Dies Irae
Tradicionalmente atribuída ao frade franciscano Tomás de Celano (c. 1200-1265)
Dies irae, dies illa, Solvet saeclum in favilla, Teste David cum Sibylla. Quantus tremor est futurus, Quando iudex est venturus, Cuncta stricte discussurus! Tuba mirum spargens sonum Per sepulchra regionum, Coget omnes ante thronum.
Dia de ira, aquele dia, em que o mundo se reduzirá a cinzas, conforme testemunham Davi e a Sibila. Quanto tremor haverá, quando vier o Juiz a examinar tudo com rigor! A trombeta, espalhando um som admirável pelos sepulcros de todas as regiões, reunirá a todos diante do trono.
Divisão em partes
"Dia de ira, aquele dia, em que o mundo se reduzirá a cinzas"
Evoca a linguagem profética bíblica sobre o "Dia do Senhor", tempo final de julgamento sobre toda a criação.
Sofonias 1,14-15: "o grande Dia do Senhor está próximo... dia de ira aquele dia".

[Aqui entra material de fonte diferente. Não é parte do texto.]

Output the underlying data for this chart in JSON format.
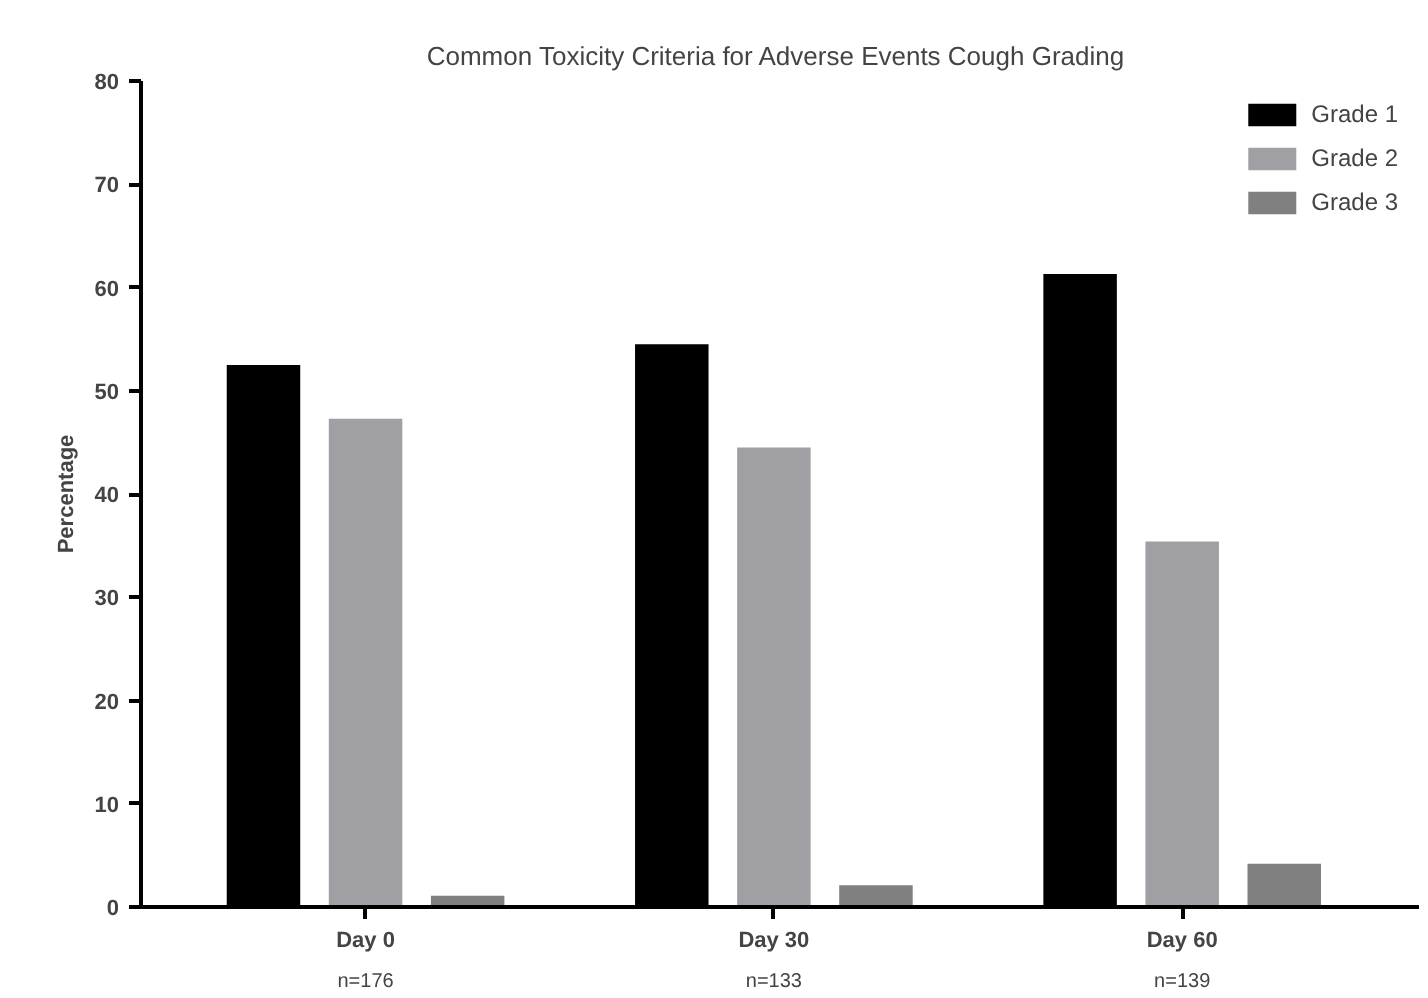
{
  "chart_data": {
    "type": "bar",
    "title": "Common Toxicity Criteria for Adverse Events  Cough Grading",
    "ylabel": "Percentage",
    "categories": [
      "Day 0",
      "Day 30",
      "Day 60"
    ],
    "series": [
      {
        "name": "Grade 1",
        "color": "#000000",
        "values": [
          52.5,
          54.5,
          61.3
        ]
      },
      {
        "name": "Grade 2",
        "color": "#a0a0a4",
        "values": [
          47.3,
          44.5,
          35.4
        ]
      },
      {
        "name": "Grade 3",
        "color": "#808080",
        "values": [
          1.1,
          2.1,
          4.2
        ]
      }
    ],
    "annotations": [
      "n=176",
      "n=133",
      "n=139"
    ],
    "ylim": [
      0,
      80
    ],
    "yticks": [
      0,
      10,
      20,
      30,
      40,
      50,
      60,
      70,
      80
    ],
    "legend": "top right",
    "grid": false
  }
}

Reflete a doutrina escatológica sobre a consumação final da história, não como aniquilação sem sentido, mas como purificação decisiva.

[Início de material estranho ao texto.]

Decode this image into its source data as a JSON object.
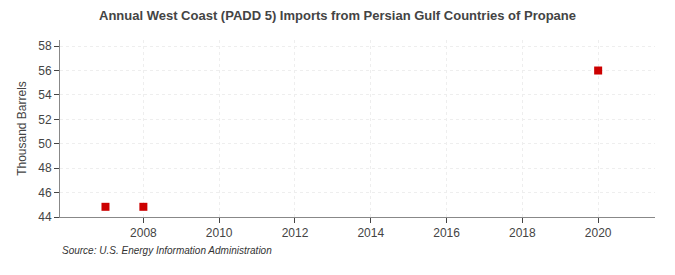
{
  "chart_data": {
    "type": "scatter",
    "title": "Annual West Coast (PADD 5) Imports from Persian Gulf Countries of Propane",
    "ylabel": "Thousand Barrels",
    "annotations": [
      "Source: U.S. Energy Information Administration"
    ],
    "x": [
      2007,
      2008,
      2020
    ],
    "values": [
      44.835,
      44.835,
      56.0
    ],
    "color": "#cc0000",
    "marker": "square",
    "xlim": [
      2005.8,
      2021.5
    ],
    "xticks": [
      2008,
      2010,
      2012,
      2014,
      2016,
      2018,
      2020
    ],
    "ylim": [
      44,
      58.5
    ],
    "yticks": [
      44,
      46,
      48,
      50,
      52,
      54,
      56,
      58
    ],
    "grid": true
  }
}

"Quanto tremor haverá, quando vier o Juiz a examinar tudo com rigor!"
Descreve o temor diante do julgamento final de Cristo sobre cada vida humana.
Mateus 25,31-32: o Filho do Homem "se assentará no trono da sua glória" para julgar todas as nações.
O "temor de Deus" bíblico não é pavor paralisante, mas reverência séria diante da justiça divina — equilibrado, na tradição, pela confiança na misericórdia.
"A trombeta... reunirá a todos diante do trono"
Descreve, com imagens apocalípticas tradicionais, a ressurreição geral e o julgamento universal.
1Coríntios 15,52: "ao som da última trombeta... os mortos ressuscitarão incorruptíveis".
A trombeta é um símbolo bíblico recorrente da convocação final de toda a humanidade diante de Deus.
Contexto histórico
Sequência medieval sobre o Juízo Final, tradicionalmente atribuída ao franciscano Tomás de Celano (primeiro biógrafo de São Francisco de Assis). Fez parte da Missa de Réquiem (Missa de Finados) no Rito Romano por séculos, sendo musicada por Mozart, Verdi e muitos outros — hoje raramente usada na liturgia pós-conciliar, que prefere enfatizar mais diretamente a esperança da ressurreição, mas ainda presente na devoção e na música sacra.
Significado espiritual
Um lembrete solene, quase severo, de que a vida terá um encontro final e decisivo com a justiça de Deus — não para gerar desespero, mas (como o restante do hino, não citado aqui, deixa claro) para despertar o pedido humilde de misericórdia diante desse mesmo Juiz.